The originality of the MNCP research lies in the fact that it aims to reproduce the type of objects that we observe around us. To do this, researchers are using a technique that can add observational links to the spatial distribution of mass and speeds derived from the galaxy catalogues. This way, they can “prepare” simulations to generate, at the end of the time period, structures that are very similar to what we see around us, including our very own Milky Way and its neighbour, Andromeda, plus a great many satellite galaxies, as shown in the image.
After analysis, these data will be an excellent basis upon which to run a great deal of experiments, that is, we will be able to observe our bit of simulated universe very like we observe the real universe through today’s telescopes. Additionally, as the objects that are formed are very similar to the real ones, the simulations and observations can be compared directly.
Natural laboratory
Additionally, unlike the real universe, an observer can move backward and forward through both the three spatial dimensions and the time dimension in a simulated world. Supercomputers like Magerit are a natural astrophysics and cosmology laboratory. This is a big advantage and will help these fields to become less speculative and gain the status of experimental sciences. Access to vast supercomputing infrastructures is now essential for progress in many sciences, known as the e-sciences, where experimentation is either impossible, as in the case of astrophysics, or extremely costly or hazardous to do.
Spain has invested a lot in observational astronomy. On the La Palma in the Canary Islands, the construction of one of the biggest telescopes in the world is close to completion. Spanish research groups are partners of most major international earth or space telescope or radio telescope development projects.
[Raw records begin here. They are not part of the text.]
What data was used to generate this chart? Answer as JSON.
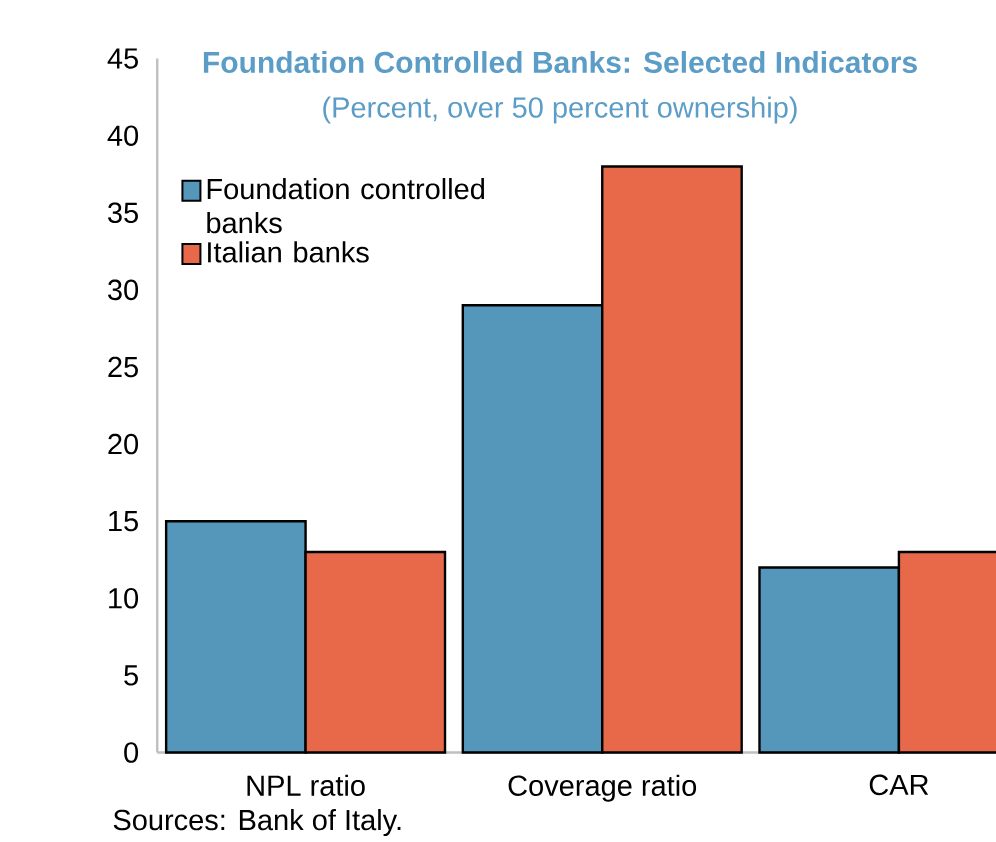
{
  "chart_data": {
    "type": "bar",
    "title": "Foundation Controlled Banks: Selected Indicators",
    "subtitle": "(Percent, over 50 percent ownership)",
    "categories": [
      "NPL ratio",
      "Coverage ratio",
      "CAR"
    ],
    "series": [
      {
        "name": "Foundation controlled banks",
        "color": "#5596bb",
        "values": [
          15,
          29,
          12
        ]
      },
      {
        "name": "Italian banks",
        "color": "#e8694a",
        "values": [
          13,
          38,
          13
        ]
      }
    ],
    "ylim": [
      0,
      45
    ],
    "yticks": [
      0,
      5,
      10,
      15,
      20,
      25,
      30,
      35,
      40,
      45
    ],
    "legend": "top left",
    "annotations": [
      "Sources: Bank of Italy."
    ]
  }
}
Spain recently joined the European Southern Observatory, one of the most important European and world astronomy organizations.
In computational terms, Spain has taken a giant step forward and now has a supercomputing infrastructure (RES) that would have been unimaginable only a few years ago. CesViMa is one of its key nodes. Just as the huge investments in astronomical instruments have led to a spectacular development of this country’s astrophysics, sustained investments in supercomputing will provide a comparable driving force for what are known as the e-sciences, including computational astrophysics and cosmology.